Youth Work Ireland Midlands

From February to April 2022 the RFR team worked with a group of LGBTQ+ teenagers and young adults from the midlands, part of Youth Work Ireland Midlands. Over a number of weeks, they took part in a series of site visits, talks, and workshops, learning about local queer history and generating artistic responses. To accompany the tours and talks, RFR designed and facilitated creative workshops, enabling the participants to fully engage with and respond to these histories as well as their own expressions of identity. The workshops applied methods designed for the Games for Artists and Non-Artists (GFANA) programme. 

Pride Banners

The group was guided through a design process by Hannah Tiernan creating alternative Pride Banners. These banners were exhibited in Offaly County Council in April 2022 and in the Dublin LGBTQ+ Pride Hub in June 2022 alongside the banners designed by Out South Central LGBT+. 

The work created with this group will tour Ireland as part of curated exhibitions and installations in different venues, acting as a catalyst for new responses and forms of artistic expression from community groups. 

 

Tour and Workshop at IMMA

On 26th March 2022 the group of teenagers and young adults visited the RFR exhibition in the Project Space at IMMA where they were guided through some GFANA activities and meditation by Brendan Fox, opening up a discussion about "queerness" and identity. Each participant was asked to bring in a personal object. Their stories about their objects were recorded and added to the video work already installed in IMMA. 

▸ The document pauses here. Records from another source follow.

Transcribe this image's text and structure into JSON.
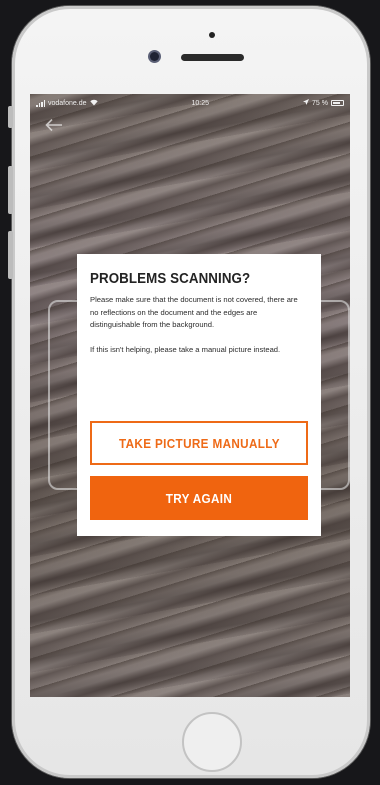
{
  "status_bar": {
    "carrier": "vodafone.de",
    "time": "10:25",
    "battery": "75 %"
  },
  "dialog": {
    "title": "PROBLEMS SCANNING?",
    "message": "Please make sure that the document is not covered, there are no reflections on the document and the edges are distinguishable from the background.",
    "hint": "If this isn't helping, please take a manual picture instead.",
    "manual_button_label": "TAKE PICTURE MANUALLY",
    "retry_button_label": "TRY AGAIN"
  },
  "icons": {
    "back": "back-arrow-icon",
    "signal": "signal-icon",
    "wifi": "wifi-icon",
    "location": "location-icon",
    "battery": "battery-icon"
  },
  "colors": {
    "accent": "#f0640f",
    "dialog_background": "#ffffff",
    "title_text": "#232323"
  }
}
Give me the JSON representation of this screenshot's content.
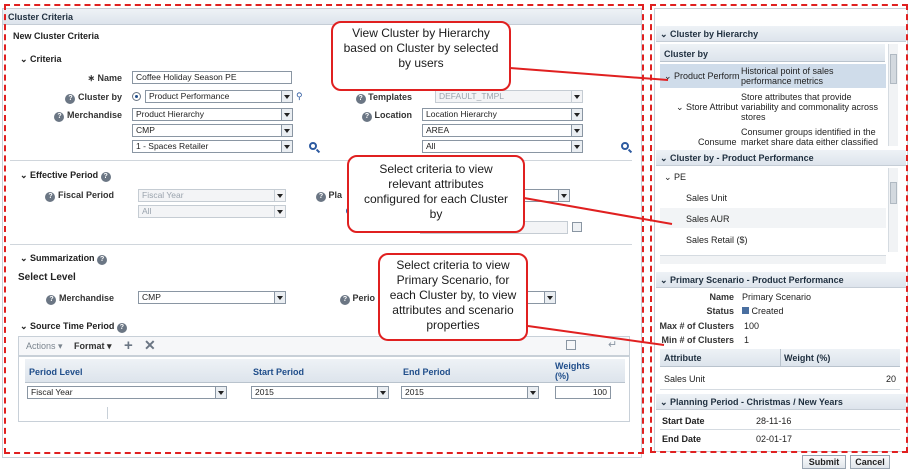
{
  "left_panel": {
    "title": "Cluster Criteria",
    "subtitle": "New Cluster Criteria",
    "criteria": {
      "section": "Criteria",
      "name_label": "Name",
      "name_value": "Coffee Holiday Season PE",
      "cluster_by_label": "Cluster by",
      "cluster_by_value": "Product Performance",
      "merchandise_label": "Merchandise",
      "merch_values": [
        "Product Hierarchy",
        "CMP",
        "1 - Spaces Retailer"
      ],
      "templates_label": "Templates",
      "templates_value": "DEFAULT_TMPL",
      "location_label": "Location",
      "location_values": [
        "Location Hierarchy",
        "AREA",
        "All"
      ]
    },
    "effective": {
      "section": "Effective Period",
      "fiscal_label": "Fiscal Period",
      "fiscal_values": [
        "Fiscal Year",
        "All"
      ],
      "planning_label": "Pla"
    },
    "summarization": {
      "section": "Summarization",
      "select_level": "Select Level",
      "merch_label": "Merchandise",
      "merch_value": "CMP",
      "period_label": "Perio"
    },
    "source_time": {
      "section": "Source Time Period",
      "actions": "Actions",
      "format": "Format",
      "columns": [
        "Period Level",
        "Start Period",
        "End Period",
        "Weights (%)"
      ],
      "rows": [
        [
          "Fiscal Year",
          "2015",
          "2015",
          "100"
        ]
      ]
    }
  },
  "right_panel": {
    "hierarchy": {
      "title": "Cluster by Hierarchy",
      "col": "Cluster by",
      "rows": [
        {
          "name": "Product Perform",
          "desc": "Historical point of sales performance metrics"
        },
        {
          "name": "Store Attribut",
          "desc": "Store attributes that provide variability and commonality across stores"
        },
        {
          "name": "Consume",
          "desc": "Consumer groups identified in the market share data either classified"
        }
      ]
    },
    "cluster_pp": {
      "title": "Cluster by - Product Performance",
      "root": "PE",
      "items": [
        "Sales Unit",
        "Sales AUR",
        "Sales Retail ($)"
      ]
    },
    "primary": {
      "title": "Primary Scenario - Product Performance",
      "name_label": "Name",
      "name_value": "Primary Scenario",
      "status_label": "Status",
      "status_value": "Created",
      "max_label": "Max # of Clusters",
      "max_value": "100",
      "min_label": "Min # of Clusters",
      "min_value": "1",
      "table_cols": [
        "Attribute",
        "Weight (%)"
      ],
      "table_rows": [
        [
          "Sales Unit",
          "20"
        ]
      ]
    },
    "planning": {
      "title": "Planning Period - Christmas / New Years",
      "start_label": "Start Date",
      "start_value": "28-11-16",
      "end_label": "End Date",
      "end_value": "02-01-17"
    }
  },
  "buttons": {
    "submit": "Submit",
    "cancel": "Cancel"
  },
  "callouts": [
    "View Cluster by Hierarchy based on Cluster by  selected by users",
    "Select criteria to view relevant attributes configured  for each Cluster by",
    "Select criteria to view Primary Scenario, for each Cluster by, to view attributes and scenario properties"
  ],
  "colors": {
    "annotation": "#e02020",
    "header": "#dde4ec"
  }
}
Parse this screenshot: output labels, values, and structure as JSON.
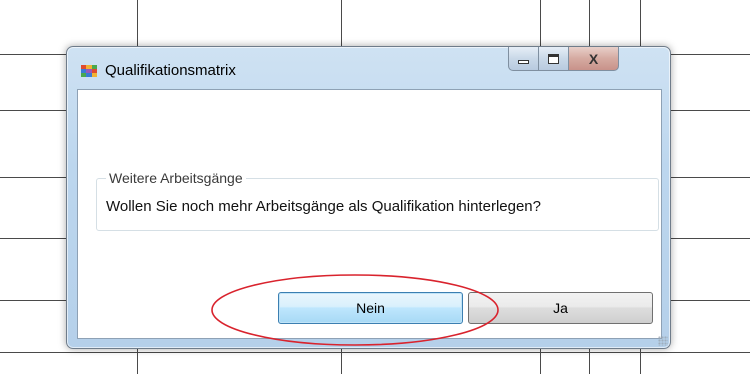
{
  "window": {
    "title": "Qualifikationsmatrix",
    "icon": "app-matrix-icon",
    "controls": {
      "minimize": "minimize-icon",
      "maximize": "maximize-icon",
      "close_glyph": "X"
    }
  },
  "dialog": {
    "group_label": "Weitere Arbeitsgänge",
    "message": "Wollen Sie noch mehr Arbeitsgänge als Qualifikation hinterlegen?"
  },
  "buttons": {
    "no_label": "Nein",
    "yes_label": "Ja"
  },
  "annotation": {
    "ellipse_color": "#d9232d",
    "highlights": "no-button"
  },
  "colors": {
    "window_frame": "#bcd6ee",
    "button_focus": "#bee6fd"
  }
}
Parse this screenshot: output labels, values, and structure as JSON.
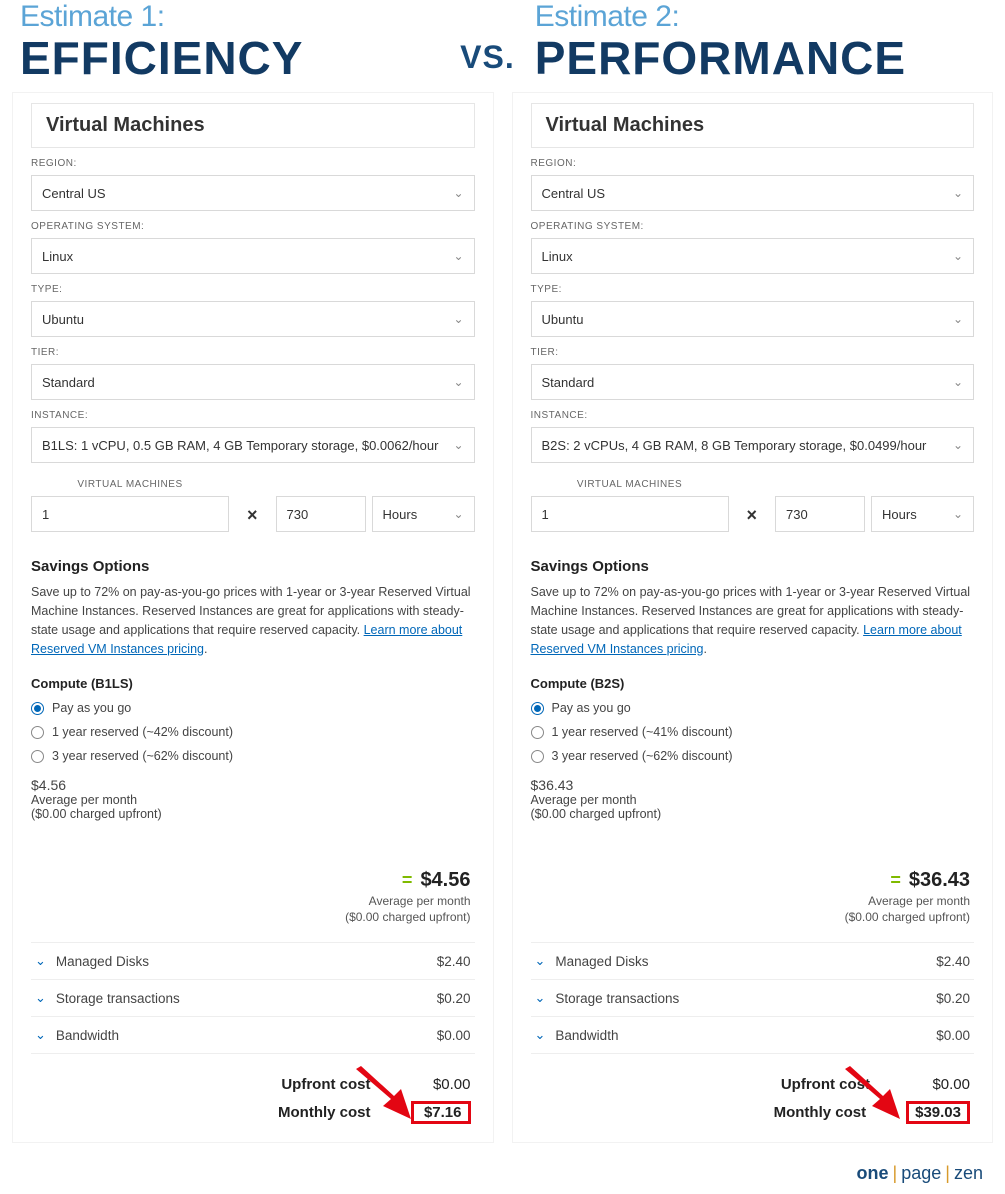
{
  "header": {
    "est1_label": "Estimate 1:",
    "est1_title": "EFFICIENCY",
    "vs": "VS.",
    "est2_label": "Estimate 2:",
    "est2_title": "PERFORMANCE"
  },
  "common": {
    "section_title": "Virtual Machines",
    "labels": {
      "region": "REGION:",
      "os": "OPERATING SYSTEM:",
      "type": "TYPE:",
      "tier": "TIER:",
      "instance": "INSTANCE:",
      "vm_count": "VIRTUAL MACHINES",
      "hours_unit": "Hours"
    },
    "savings_h": "Savings Options",
    "savings_p_pre": "Save up to 72% on pay-as-you-go prices with 1-year or 3-year Reserved Virtual Machine Instances. Reserved Instances are great for applications with steady-state usage and applications that require reserved capacity. ",
    "savings_link": "Learn more about Reserved VM Instances pricing",
    "avg_label": "Average per month",
    "upfront_label": "($0.00 charged upfront)",
    "line_disks": "Managed Disks",
    "line_storage": "Storage transactions",
    "line_bw": "Bandwidth",
    "tot_upfront": "Upfront cost",
    "tot_monthly": "Monthly cost",
    "times": "×"
  },
  "left": {
    "region": "Central US",
    "os": "Linux",
    "type": "Ubuntu",
    "tier": "Standard",
    "instance": "B1LS: 1 vCPU, 0.5 GB RAM, 4 GB Temporary storage, $0.0062/hour",
    "vm_count": "1",
    "hours": "730",
    "compute_h": "Compute (B1LS)",
    "opt1": "Pay as you go",
    "opt2": "1 year reserved (~42% discount)",
    "opt3": "3 year reserved (~62% discount)",
    "avg_amount": "$4.56",
    "sum_amount": "$4.56",
    "li_disks_v": "$2.40",
    "li_storage_v": "$0.20",
    "li_bw_v": "$0.00",
    "upfront_v": "$0.00",
    "monthly_v": "$7.16"
  },
  "right": {
    "region": "Central US",
    "os": "Linux",
    "type": "Ubuntu",
    "tier": "Standard",
    "instance": "B2S: 2 vCPUs, 4 GB RAM, 8 GB Temporary storage, $0.0499/hour",
    "vm_count": "1",
    "hours": "730",
    "compute_h": "Compute (B2S)",
    "opt1": "Pay as you go",
    "opt2": "1 year reserved (~41% discount)",
    "opt3": "3 year reserved (~62% discount)",
    "avg_amount": "$36.43",
    "sum_amount": "$36.43",
    "li_disks_v": "$2.40",
    "li_storage_v": "$0.20",
    "li_bw_v": "$0.00",
    "upfront_v": "$0.00",
    "monthly_v": "$39.03"
  },
  "footer": {
    "w1": "one",
    "w2": "page",
    "w3": "zen"
  }
}
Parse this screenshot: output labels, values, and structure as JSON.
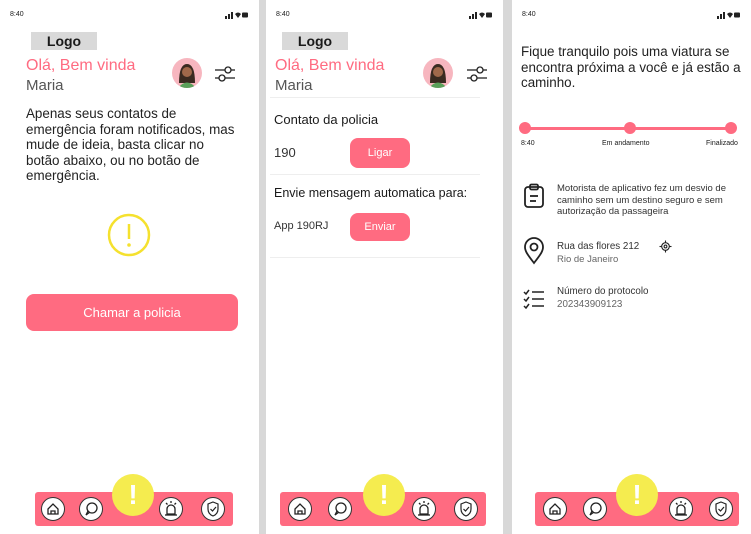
{
  "status": {
    "time": "8:40"
  },
  "header": {
    "logo": "Logo",
    "greeting": "Olá, Bem vinda",
    "name": "Maria"
  },
  "screen1": {
    "message": "Apenas seus contatos de emergência foram notificados, mas mude de ideia, basta clicar no botão abaixo, ou no botão de emergência.",
    "call_police_button": "Chamar a policia"
  },
  "screen2": {
    "contact_title": "Contato da policia",
    "phone": "190",
    "call_button": "Ligar",
    "auto_message_title": "Envie mensagem automatica para:",
    "app_name": "App 190RJ",
    "send_button": "Enviar"
  },
  "screen3": {
    "message": "Fique tranquilo pois uma viatura se encontra próxima a você e já estão a caminho.",
    "progress": {
      "start": "8:40",
      "middle": "Em andamento",
      "end": "Finalizado"
    },
    "report": "Motorista de aplicativo fez um desvio de caminho sem um destino seguro e sem autorização da passageira",
    "address": "Rua das flores 212",
    "city": "Rio de Janeiro",
    "protocol_label": "Número do protocolo",
    "protocol_number": "202343909123"
  },
  "navbar": {
    "alert_label": "!"
  },
  "colors": {
    "accent": "#ff6b81",
    "alert": "#f5ec4f"
  }
}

The group was brought on a guided tour of The Narrow Gate of the Here-and-Now: Queer Embodiment by Hannah Tiernan.

 

Virtual Talk with Joe Caslin

On 28th April, artist and activist, Joe Caslin delivered an online talk, Are You Capable of Advancing Society?, to this group, discussing the power of art and its capacity to make a difference. Caslin introduced the participants to his work, focusing on a few key projects including the large mural he created in Dublin city for the marriage equality referendum, his installation in the National Gallery of Ireland, and his recent portrait of Amanda Nyoni in Tullamore as part of Spectacular Vernacular - a programme of events and exhibition curated by MOE, contributing to In the Open:  Faoin Spéir.